The apex of the prostate where my tumour was pressing on the surface in fact has no capsule so dissecting this area is not so clear cut as the prostate goes right up to the pelvic floor muscle and it is not possible to take as wide a margin for testing as it is elsewhere. Dmaging the floor muscle could lead to permanent incontinence. The sample tissue sent off for testing showed some small areas of limited and focused cancer cells but there is no way of telling if these had gone any further into the surrounding tissue. The dissection is done with an electrical current and it is possible that any cancer cells outside of the incised margin may have been killed off anyway.

I was shown pictures of my prostate and there was an awful lot of cancer marked in red! I forgot to ask if it was confirmed as stage T3a but can ask on the phone which I will tomorrow.
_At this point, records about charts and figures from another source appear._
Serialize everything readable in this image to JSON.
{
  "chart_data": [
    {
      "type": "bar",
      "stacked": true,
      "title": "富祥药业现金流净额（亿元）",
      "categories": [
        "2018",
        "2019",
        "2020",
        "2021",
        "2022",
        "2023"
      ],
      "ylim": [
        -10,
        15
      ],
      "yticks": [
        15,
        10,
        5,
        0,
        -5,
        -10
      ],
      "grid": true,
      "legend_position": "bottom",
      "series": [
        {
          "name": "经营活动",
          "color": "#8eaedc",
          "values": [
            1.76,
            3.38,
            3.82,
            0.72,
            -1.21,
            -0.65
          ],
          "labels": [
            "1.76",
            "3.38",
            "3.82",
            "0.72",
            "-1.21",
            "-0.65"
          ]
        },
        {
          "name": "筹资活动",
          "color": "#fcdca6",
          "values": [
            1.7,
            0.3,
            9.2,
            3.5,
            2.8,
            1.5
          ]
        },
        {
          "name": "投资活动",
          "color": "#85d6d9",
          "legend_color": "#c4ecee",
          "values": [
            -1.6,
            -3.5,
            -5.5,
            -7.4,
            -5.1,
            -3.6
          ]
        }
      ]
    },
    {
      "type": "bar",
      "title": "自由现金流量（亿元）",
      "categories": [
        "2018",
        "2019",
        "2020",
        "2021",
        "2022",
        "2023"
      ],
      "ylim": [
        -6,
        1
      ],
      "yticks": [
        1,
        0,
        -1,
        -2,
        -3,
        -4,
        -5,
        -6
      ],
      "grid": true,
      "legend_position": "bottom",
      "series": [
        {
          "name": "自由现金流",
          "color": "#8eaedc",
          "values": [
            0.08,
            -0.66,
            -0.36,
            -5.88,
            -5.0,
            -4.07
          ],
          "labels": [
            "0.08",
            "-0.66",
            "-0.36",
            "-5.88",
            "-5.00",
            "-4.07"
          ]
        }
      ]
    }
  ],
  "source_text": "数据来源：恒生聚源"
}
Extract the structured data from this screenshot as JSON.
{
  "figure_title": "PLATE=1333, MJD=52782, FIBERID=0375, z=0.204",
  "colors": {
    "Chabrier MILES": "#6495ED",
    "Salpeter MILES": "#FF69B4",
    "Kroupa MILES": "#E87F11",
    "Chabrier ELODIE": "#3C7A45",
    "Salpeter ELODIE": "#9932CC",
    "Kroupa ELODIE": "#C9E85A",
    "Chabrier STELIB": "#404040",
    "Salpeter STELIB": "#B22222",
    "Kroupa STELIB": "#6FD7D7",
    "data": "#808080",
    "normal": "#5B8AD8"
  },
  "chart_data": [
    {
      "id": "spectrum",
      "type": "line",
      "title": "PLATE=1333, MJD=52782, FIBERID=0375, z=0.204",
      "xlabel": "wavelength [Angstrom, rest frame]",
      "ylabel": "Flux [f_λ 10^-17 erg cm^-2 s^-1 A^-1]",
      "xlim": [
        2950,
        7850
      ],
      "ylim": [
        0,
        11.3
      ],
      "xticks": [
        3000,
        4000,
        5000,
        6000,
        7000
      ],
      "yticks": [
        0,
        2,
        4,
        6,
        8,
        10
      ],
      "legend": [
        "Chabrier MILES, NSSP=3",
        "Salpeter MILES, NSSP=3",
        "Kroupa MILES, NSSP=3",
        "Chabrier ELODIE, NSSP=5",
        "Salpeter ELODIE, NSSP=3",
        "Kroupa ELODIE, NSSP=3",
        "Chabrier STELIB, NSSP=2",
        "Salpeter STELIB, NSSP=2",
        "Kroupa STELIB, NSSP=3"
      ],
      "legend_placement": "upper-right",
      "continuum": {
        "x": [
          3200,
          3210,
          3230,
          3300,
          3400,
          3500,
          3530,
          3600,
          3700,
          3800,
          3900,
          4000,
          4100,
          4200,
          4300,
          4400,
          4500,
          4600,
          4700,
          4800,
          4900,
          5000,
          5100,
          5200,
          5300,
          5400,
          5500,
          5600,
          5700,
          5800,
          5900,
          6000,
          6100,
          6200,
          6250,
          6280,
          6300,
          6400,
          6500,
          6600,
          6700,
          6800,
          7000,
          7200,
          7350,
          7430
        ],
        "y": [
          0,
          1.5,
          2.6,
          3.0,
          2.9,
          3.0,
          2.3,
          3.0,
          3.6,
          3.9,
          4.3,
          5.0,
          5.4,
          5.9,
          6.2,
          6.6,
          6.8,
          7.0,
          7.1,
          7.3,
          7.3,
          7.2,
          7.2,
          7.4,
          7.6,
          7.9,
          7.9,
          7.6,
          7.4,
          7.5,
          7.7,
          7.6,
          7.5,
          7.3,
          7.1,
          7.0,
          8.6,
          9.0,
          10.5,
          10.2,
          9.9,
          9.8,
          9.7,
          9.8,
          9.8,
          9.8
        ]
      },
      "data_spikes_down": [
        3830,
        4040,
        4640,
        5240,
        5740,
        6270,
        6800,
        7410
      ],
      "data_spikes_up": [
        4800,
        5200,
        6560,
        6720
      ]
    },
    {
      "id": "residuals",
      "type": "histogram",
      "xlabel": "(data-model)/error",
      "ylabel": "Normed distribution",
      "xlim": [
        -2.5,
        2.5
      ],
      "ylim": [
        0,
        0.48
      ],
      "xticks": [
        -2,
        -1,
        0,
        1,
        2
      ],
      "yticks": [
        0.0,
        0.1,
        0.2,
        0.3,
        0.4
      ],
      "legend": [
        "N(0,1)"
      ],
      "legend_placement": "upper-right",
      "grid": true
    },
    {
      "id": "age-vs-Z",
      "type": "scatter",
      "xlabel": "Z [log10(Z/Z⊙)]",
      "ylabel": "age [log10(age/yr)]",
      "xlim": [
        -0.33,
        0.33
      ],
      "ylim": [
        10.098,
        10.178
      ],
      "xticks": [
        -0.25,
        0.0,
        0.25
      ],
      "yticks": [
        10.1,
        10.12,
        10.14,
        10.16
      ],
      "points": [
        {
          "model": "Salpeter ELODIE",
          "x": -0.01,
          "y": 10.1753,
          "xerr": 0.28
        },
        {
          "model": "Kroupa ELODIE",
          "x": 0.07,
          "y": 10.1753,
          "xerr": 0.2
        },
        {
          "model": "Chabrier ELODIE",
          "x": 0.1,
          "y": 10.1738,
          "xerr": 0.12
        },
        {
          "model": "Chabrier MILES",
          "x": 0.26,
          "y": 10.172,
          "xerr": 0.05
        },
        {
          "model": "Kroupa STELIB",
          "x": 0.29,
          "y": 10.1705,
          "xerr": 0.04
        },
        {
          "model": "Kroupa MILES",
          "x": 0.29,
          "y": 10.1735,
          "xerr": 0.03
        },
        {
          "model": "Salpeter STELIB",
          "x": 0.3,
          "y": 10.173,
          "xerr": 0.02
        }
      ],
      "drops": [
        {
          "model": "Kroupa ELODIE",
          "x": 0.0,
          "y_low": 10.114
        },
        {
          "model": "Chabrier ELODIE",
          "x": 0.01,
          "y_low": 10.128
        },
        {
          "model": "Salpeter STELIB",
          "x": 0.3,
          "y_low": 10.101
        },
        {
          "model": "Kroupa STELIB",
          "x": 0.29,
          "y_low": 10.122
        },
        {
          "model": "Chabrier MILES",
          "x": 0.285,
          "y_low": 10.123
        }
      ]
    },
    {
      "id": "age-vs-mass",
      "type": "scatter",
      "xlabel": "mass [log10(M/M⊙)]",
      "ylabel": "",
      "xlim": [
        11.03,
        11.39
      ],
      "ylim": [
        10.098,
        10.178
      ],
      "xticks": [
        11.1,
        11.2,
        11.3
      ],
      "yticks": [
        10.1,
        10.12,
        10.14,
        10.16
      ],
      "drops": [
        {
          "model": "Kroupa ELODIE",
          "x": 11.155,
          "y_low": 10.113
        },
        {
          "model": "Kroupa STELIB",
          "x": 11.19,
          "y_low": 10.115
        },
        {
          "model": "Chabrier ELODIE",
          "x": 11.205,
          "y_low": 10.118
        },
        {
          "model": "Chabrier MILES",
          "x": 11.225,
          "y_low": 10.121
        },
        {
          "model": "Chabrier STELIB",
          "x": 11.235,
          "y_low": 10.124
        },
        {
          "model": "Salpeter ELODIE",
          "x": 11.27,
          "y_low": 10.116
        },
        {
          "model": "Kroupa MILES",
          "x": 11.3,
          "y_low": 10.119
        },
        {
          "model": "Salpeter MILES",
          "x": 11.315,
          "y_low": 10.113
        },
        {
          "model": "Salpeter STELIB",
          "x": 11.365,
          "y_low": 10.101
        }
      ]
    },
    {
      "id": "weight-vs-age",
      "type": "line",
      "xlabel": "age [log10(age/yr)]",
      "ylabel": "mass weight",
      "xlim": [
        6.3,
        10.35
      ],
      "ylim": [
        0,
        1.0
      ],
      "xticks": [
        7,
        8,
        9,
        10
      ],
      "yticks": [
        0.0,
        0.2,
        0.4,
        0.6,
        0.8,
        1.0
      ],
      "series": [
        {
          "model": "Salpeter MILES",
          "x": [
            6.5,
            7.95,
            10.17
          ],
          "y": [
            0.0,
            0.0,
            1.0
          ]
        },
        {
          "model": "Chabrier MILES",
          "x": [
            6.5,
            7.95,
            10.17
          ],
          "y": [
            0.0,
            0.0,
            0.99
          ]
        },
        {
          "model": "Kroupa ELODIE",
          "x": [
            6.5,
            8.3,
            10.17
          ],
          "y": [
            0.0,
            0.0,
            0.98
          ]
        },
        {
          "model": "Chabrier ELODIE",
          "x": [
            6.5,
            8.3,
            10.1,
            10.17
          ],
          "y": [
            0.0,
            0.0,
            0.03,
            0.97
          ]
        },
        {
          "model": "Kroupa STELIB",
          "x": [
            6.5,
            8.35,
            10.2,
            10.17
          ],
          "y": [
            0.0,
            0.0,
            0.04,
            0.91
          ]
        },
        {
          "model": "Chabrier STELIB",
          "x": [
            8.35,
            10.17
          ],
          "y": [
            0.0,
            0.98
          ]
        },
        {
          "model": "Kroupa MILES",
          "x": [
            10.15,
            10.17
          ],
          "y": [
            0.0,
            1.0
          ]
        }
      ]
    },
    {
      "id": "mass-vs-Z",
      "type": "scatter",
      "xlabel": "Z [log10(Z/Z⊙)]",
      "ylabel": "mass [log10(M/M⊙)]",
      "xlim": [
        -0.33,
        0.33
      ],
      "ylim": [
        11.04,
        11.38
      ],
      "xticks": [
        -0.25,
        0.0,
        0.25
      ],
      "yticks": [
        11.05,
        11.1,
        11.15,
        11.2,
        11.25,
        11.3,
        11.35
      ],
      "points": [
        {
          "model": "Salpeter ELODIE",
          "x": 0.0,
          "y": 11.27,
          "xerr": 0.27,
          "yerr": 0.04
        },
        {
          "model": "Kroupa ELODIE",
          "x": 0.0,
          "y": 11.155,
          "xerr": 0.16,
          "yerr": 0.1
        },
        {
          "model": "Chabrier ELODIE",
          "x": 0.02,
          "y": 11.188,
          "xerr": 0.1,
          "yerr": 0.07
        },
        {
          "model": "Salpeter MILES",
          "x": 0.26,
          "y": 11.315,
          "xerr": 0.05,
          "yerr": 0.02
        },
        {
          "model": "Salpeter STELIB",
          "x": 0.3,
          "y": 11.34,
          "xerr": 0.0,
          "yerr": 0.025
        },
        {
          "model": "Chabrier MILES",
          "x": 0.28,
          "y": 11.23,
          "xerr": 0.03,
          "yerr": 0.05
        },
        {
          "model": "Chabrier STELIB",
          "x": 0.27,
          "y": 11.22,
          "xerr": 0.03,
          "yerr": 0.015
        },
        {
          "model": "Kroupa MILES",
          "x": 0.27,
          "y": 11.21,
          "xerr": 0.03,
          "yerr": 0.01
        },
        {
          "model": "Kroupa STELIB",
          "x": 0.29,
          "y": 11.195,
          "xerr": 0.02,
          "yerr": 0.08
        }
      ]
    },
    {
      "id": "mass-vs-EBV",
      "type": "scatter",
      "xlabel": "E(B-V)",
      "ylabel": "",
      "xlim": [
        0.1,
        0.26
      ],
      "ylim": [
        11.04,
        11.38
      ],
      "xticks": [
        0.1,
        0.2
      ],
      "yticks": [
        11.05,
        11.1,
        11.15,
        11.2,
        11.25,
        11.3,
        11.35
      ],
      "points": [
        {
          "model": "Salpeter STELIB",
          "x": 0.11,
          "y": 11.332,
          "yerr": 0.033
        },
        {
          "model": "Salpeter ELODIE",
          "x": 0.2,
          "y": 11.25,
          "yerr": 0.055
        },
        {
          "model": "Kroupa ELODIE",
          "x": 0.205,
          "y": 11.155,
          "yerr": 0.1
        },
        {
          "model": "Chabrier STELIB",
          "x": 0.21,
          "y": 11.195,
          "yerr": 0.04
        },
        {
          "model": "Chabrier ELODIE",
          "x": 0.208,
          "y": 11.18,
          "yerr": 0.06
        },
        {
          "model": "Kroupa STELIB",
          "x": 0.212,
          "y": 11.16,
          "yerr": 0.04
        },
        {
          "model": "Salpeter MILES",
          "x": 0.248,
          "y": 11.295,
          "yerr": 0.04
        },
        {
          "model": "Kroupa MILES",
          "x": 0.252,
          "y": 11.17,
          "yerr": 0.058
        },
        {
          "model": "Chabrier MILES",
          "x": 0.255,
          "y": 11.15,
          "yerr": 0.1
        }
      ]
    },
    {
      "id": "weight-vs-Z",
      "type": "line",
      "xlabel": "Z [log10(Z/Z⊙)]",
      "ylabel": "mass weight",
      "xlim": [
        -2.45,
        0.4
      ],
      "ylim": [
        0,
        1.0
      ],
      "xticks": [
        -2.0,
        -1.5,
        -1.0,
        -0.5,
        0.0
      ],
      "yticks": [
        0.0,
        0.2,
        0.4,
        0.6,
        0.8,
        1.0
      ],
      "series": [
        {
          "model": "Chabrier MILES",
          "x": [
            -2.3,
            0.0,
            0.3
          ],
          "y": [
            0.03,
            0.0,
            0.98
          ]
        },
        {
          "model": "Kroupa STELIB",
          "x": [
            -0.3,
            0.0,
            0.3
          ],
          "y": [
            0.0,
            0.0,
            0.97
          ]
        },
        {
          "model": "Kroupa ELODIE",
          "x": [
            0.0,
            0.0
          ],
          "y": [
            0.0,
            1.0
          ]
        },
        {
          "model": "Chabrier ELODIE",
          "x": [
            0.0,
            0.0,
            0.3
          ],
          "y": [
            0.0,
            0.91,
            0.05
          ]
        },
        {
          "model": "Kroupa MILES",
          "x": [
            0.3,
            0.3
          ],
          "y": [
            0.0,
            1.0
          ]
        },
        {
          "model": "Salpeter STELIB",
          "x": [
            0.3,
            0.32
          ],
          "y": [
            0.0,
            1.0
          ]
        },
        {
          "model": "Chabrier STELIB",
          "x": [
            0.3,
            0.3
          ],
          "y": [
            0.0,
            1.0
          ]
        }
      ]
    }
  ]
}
My PSA was confirmed as 0.02, described as very encouraging, especially due to the small and focused positive samples. Although PSA is not a reliable indicator or prostate cancer while you still have one, once removed it is very reliable. It’s early days but there is a good chance it will go down to zero over a little more time and they will check again and arrange another meeting in 6 weeks time. If it rises, especially to over 0.2, then radiotherapy will be recommended. Even then, if left alone, it could be many years before it developed into a recurrence of a discernible cancer tumour.

The standard procedure from here on would be to simply monitor my PSA level and only offer further treatment if it reaches the 0.2 threshold. 50% of men in my condition will not need this. Of the remaining 50% a large proportion will still be cured and the rest most would be able to keep it under control fr many years before palliative care became the last option. This seems to warrant quiet confidence.

I still have to make a decision about whether to go into the trial in which I may be assigned to the group that has radiotherapy more-or-less immediately. At the moment my feeling is that I am likely to be in the 50% who won’t need it based upon my own strategy of nutrition and exercise to stop the cancer developing. I’ll need more information from Dr Owen next week.

Mr SIngh seemed mildly surprised that I have had no problems whatever with incontinence and that I played in my first racketball tournament last week, 9 weeks after my operation. I also mentioned I had just got back on my bike this weekend for very short distances. He didn’t say anything to dissuade me other than to remind me I had had major pelvic surgery. I’ll check this again by phone tomorrow. Also I need t check if it is advisable to not ride for a few days before PSA tests as was the case when I still had a prostate. Could it irritate the residual cancer in anyway and produce a higher reading?